I really worry about the quality of Denmark's elected officials at the EU. Anyone who rides in Brussels regularly has to recognize that it's one of the least bicycle-friendly places in Europe. The author appears to be a clueless rider ignoring all the signs around her, and probably worsening the reputation of the few cyclists brave enough to challenge the lawless car culture there.

100 Mile Bike said...

London is changing for the better too with regard to cycling. It's a slow process though.

One area I'm not sure I agree is with regard to cycling schemes such as one in paris and the one planned for Lonndon this year.

The problems of theft and damage are so great because individuals dont take responsiblity for others property. This means that (in the case of london scheme) the pricing is set very high as it must cover the cost of so many stolen bikes.

Perhaps a better solution is to extend the "bike to work" scheme which offers a tax reduction / discount when you buy a bike ??

Luke Bream

Anonymous said...

I have to (mostly) agree with Stefan on that. Nice the Mrs Auken is giving a positive image, but it's not reality. Does she say that to defend her politically ideas, or is she simply naive ?

There is sure respect for cycling in Brussels, but there is also a significative % of drivers who actively try to kill you. And that's a huge problem : you never really feel safe.

What is true is that law is not enforced by policemen (applies also to cars), so you can do many stupid or illegal things without being charged.

And the bike share program is a joke : very few use it, because of the fear of the drivers (+ a bit hilly city, but that's no excuse). It's very fashion to have a bike share program nowadays, but cities do not realize how much was done to infrastructure in Paris BEFORE Velib was introduced. Furthermore since the bike share program was introduced in Brussels, JC Decaux ads grew like mushrooms in the city.


Stefan said...

In response to anonymous: stating that Villo is a joke is a bit harsh, I think. Again, it's nowhere near Paris, but but it is working. There are facts and figures to prove that, but I also have eyes. I work in Brussels in a very busy area (Antwerpsepoort) and I see them being used a lot. Villo is doing much better than when they first gave it a go. And I for one am glad to see that.

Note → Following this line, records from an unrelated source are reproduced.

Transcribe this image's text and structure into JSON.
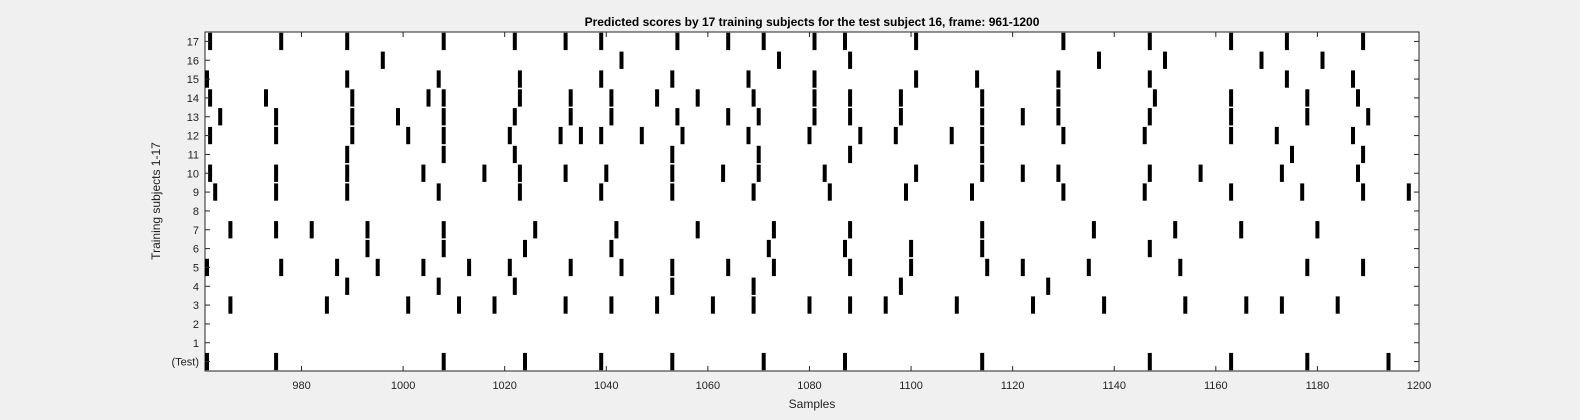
{
  "chart_data": {
    "type": "scatter",
    "title": "Predicted scores by 17 training subjects for the test subject 16, frame: 961-1200",
    "xlabel": "Samples",
    "ylabel": "Training subjects 1-17",
    "xlim": [
      961,
      1200
    ],
    "ylim": [
      -0.5,
      17.5
    ],
    "x_ticks": [
      980,
      1000,
      1020,
      1040,
      1060,
      1080,
      1100,
      1120,
      1140,
      1160,
      1180,
      1200
    ],
    "y_tick_labels": [
      "(Test)",
      "1",
      "2",
      "3",
      "4",
      "5",
      "6",
      "7",
      "8",
      "9",
      "10",
      "11",
      "12",
      "13",
      "14",
      "15",
      "16",
      "17"
    ],
    "grid": false,
    "marker_color": "#000000",
    "background": "#ffffff",
    "figure_background": "#f0f0f0",
    "rows": [
      {
        "label": "(Test)",
        "x": [
          961,
          975,
          1008,
          1024,
          1039,
          1053,
          1071,
          1087,
          1114,
          1147,
          1163,
          1178,
          1194
        ]
      },
      {
        "label": "1",
        "x": []
      },
      {
        "label": "2",
        "x": []
      },
      {
        "label": "3",
        "x": [
          966,
          985,
          1001,
          1011,
          1018,
          1032,
          1041,
          1050,
          1061,
          1069,
          1080,
          1088,
          1095,
          1109,
          1124,
          1138,
          1154,
          1166,
          1173,
          1184
        ]
      },
      {
        "label": "4",
        "x": [
          989,
          1007,
          1022,
          1053,
          1069,
          1098,
          1127
        ]
      },
      {
        "label": "5",
        "x": [
          961,
          976,
          987,
          995,
          1004,
          1013,
          1021,
          1033,
          1043,
          1053,
          1064,
          1073,
          1088,
          1100,
          1115,
          1122,
          1135,
          1153,
          1178,
          1189
        ]
      },
      {
        "label": "6",
        "x": [
          993,
          1008,
          1024,
          1041,
          1072,
          1087,
          1100,
          1114,
          1147
        ]
      },
      {
        "label": "7",
        "x": [
          966,
          975,
          982,
          993,
          1008,
          1026,
          1042,
          1058,
          1073,
          1088,
          1114,
          1136,
          1152,
          1165,
          1180
        ]
      },
      {
        "label": "8",
        "x": []
      },
      {
        "label": "9",
        "x": [
          963,
          975,
          989,
          1007,
          1023,
          1039,
          1053,
          1069,
          1084,
          1099,
          1112,
          1130,
          1146,
          1163,
          1177,
          1189,
          1198
        ]
      },
      {
        "label": "10",
        "x": [
          962,
          975,
          989,
          1004,
          1016,
          1023,
          1032,
          1040,
          1053,
          1063,
          1070,
          1083,
          1101,
          1114,
          1122,
          1129,
          1147,
          1157,
          1173,
          1188
        ]
      },
      {
        "label": "11",
        "x": [
          989,
          1008,
          1022,
          1053,
          1070,
          1088,
          1114,
          1175,
          1189
        ]
      },
      {
        "label": "12",
        "x": [
          962,
          975,
          990,
          1001,
          1008,
          1021,
          1031,
          1035,
          1039,
          1047,
          1055,
          1068,
          1080,
          1090,
          1097,
          1108,
          1114,
          1130,
          1146,
          1163,
          1172,
          1187
        ]
      },
      {
        "label": "13",
        "x": [
          964,
          975,
          990,
          999,
          1008,
          1022,
          1033,
          1041,
          1054,
          1064,
          1070,
          1081,
          1088,
          1098,
          1114,
          1122,
          1129,
          1147,
          1163,
          1178,
          1190
        ]
      },
      {
        "label": "14",
        "x": [
          962,
          973,
          990,
          1005,
          1008,
          1023,
          1033,
          1041,
          1050,
          1058,
          1069,
          1081,
          1088,
          1098,
          1114,
          1129,
          1148,
          1163,
          1178,
          1188
        ]
      },
      {
        "label": "15",
        "x": [
          961,
          989,
          1007,
          1023,
          1039,
          1053,
          1068,
          1081,
          1101,
          1113,
          1129,
          1147,
          1174,
          1187
        ]
      },
      {
        "label": "16",
        "x": [
          996,
          1043,
          1074,
          1088,
          1137,
          1150,
          1169,
          1181
        ]
      },
      {
        "label": "17",
        "x": [
          962,
          976,
          989,
          1008,
          1022,
          1032,
          1039,
          1054,
          1064,
          1071,
          1081,
          1087,
          1101,
          1130,
          1147,
          1163,
          1174,
          1189
        ]
      }
    ]
  }
}
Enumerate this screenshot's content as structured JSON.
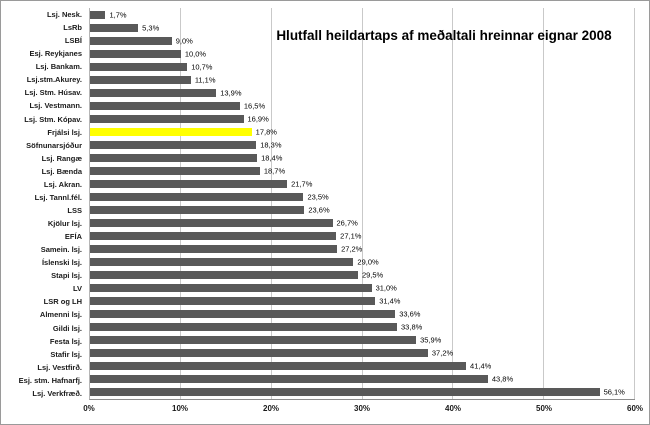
{
  "chart_data": {
    "type": "bar",
    "orientation": "horizontal",
    "title": "Hlutfall heildartaps af meðaltali hreinnar eignar 2008",
    "categories": [
      "Lsj. Nesk.",
      "LsRb",
      "LSBÍ",
      "Esj. Reykjanes",
      "Lsj. Bankam.",
      "Lsj.stm.Akurey.",
      "Lsj. Stm. Húsav.",
      "Lsj. Vestmann.",
      "Lsj. Stm. Kópav.",
      "Frjálsi lsj.",
      "Söfnunarsjóður",
      "Lsj. Rangæ",
      "Lsj. Bænda",
      "Lsj. Akran.",
      "Lsj. Tannl.fél.",
      "LSS",
      "Kjölur lsj.",
      "EFÍA",
      "Samein. lsj.",
      "Íslenski lsj.",
      "Stapi lsj.",
      "LV",
      "LSR og LH",
      "Almenni lsj.",
      "Gildi lsj.",
      "Festa lsj.",
      "Stafir lsj.",
      "Lsj. Vestfirð.",
      "Esj. stm. Hafnarfj.",
      "Lsj. Verkfræð."
    ],
    "values": [
      1.7,
      5.3,
      9.0,
      10.0,
      10.7,
      11.1,
      13.9,
      16.5,
      16.9,
      17.8,
      18.3,
      18.4,
      18.7,
      21.7,
      23.5,
      23.6,
      26.7,
      27.1,
      27.2,
      29.0,
      29.5,
      31.0,
      31.4,
      33.6,
      33.8,
      35.9,
      37.2,
      41.4,
      43.8,
      56.1
    ],
    "value_labels": [
      "1,7%",
      "5,3%",
      "9,0%",
      "10,0%",
      "10,7%",
      "11,1%",
      "13,9%",
      "16,5%",
      "16,9%",
      "17,8%",
      "18,3%",
      "18,4%",
      "18,7%",
      "21,7%",
      "23,5%",
      "23,6%",
      "26,7%",
      "27,1%",
      "27,2%",
      "29,0%",
      "29,5%",
      "31,0%",
      "31,4%",
      "33,6%",
      "33,8%",
      "35,9%",
      "37,2%",
      "41,4%",
      "43,8%",
      "56,1%"
    ],
    "highlight_index": 9,
    "bar_color": "#595959",
    "highlight_color": "#ffff00",
    "xlim": [
      0,
      60
    ],
    "xticks": [
      "0%",
      "10%",
      "20%",
      "30%",
      "40%",
      "50%",
      "60%"
    ],
    "grid": true,
    "legend": "none"
  }
}
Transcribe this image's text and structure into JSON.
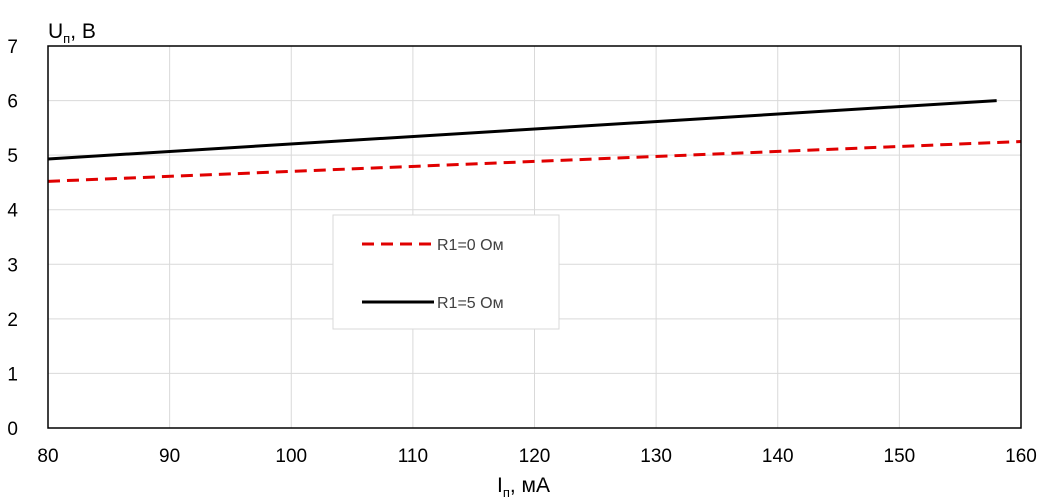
{
  "chart_data": {
    "type": "line",
    "ylabel": {
      "base": "U",
      "sub": "п",
      "suffix": ", В"
    },
    "xlabel": {
      "base": "I",
      "sub": "п",
      "suffix": ", мА"
    },
    "xlim": [
      80,
      160
    ],
    "ylim": [
      0,
      7
    ],
    "x_ticks": [
      80,
      90,
      100,
      110,
      120,
      130,
      140,
      150,
      160
    ],
    "y_ticks": [
      0,
      1,
      2,
      3,
      4,
      5,
      6,
      7
    ],
    "x_tick_labels": [
      "80",
      "90",
      "100",
      "110",
      "120",
      "130",
      "140",
      "150",
      "160"
    ],
    "y_tick_labels": [
      "0",
      "1",
      "2",
      "3",
      "4",
      "5",
      "6",
      "7"
    ],
    "grid": true,
    "legend_position": "center-left",
    "series": [
      {
        "name": "R1=0 Ом",
        "x": [
          80,
          160
        ],
        "y": [
          4.52,
          5.25
        ],
        "color": "#e00000",
        "dashed": true
      },
      {
        "name": "R1=5 Ом",
        "x": [
          80,
          158
        ],
        "y": [
          4.93,
          6.0
        ],
        "color": "#000000",
        "dashed": false
      }
    ]
  }
}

Riding in Brussels is risky business, I won't deny that. And a bit of respect for one another and some good infrastructure would indeed make a world of difference, but what else is new, right?

lagatta à montréal said...

Stefan, I'm glad to hear that. I've walked round Brussels a fair bit (staying in hilly Forest) and while there were many things I loved such as the trams - and the grass under a lot of tramlines - it looked really cycling unfriendly. No excuse for a city between veteran Amsterdam and upcoming Paris (which has hills too - especially around Montmartre and Belleville/Ménilmontant and yes I've climbed them - slowly, with a practical bicycle but with speeds (a "mixte").

If our knees are no longer up to climbing hills at a certain age (this applies to people with arthritis, not all people over 50, just as heart and lung problems can kick in) I think electric ASSISTED bicycles for hills are a wonderful idea. But they should be an assist, not a substitute for pedalling. I'm sad to see a lot of older people (and I'm not young) using electric "bicycles" on which they never pedal in the basically flat neighourhood on a plateau in the centre of Montréal Island where I live. Ridiculous, and I don't want those things on bicycle paths.

And just imagine MEP Auken in a helmet: professional image bye bye. Why not a garish dayglo vest, tant qu'à faire?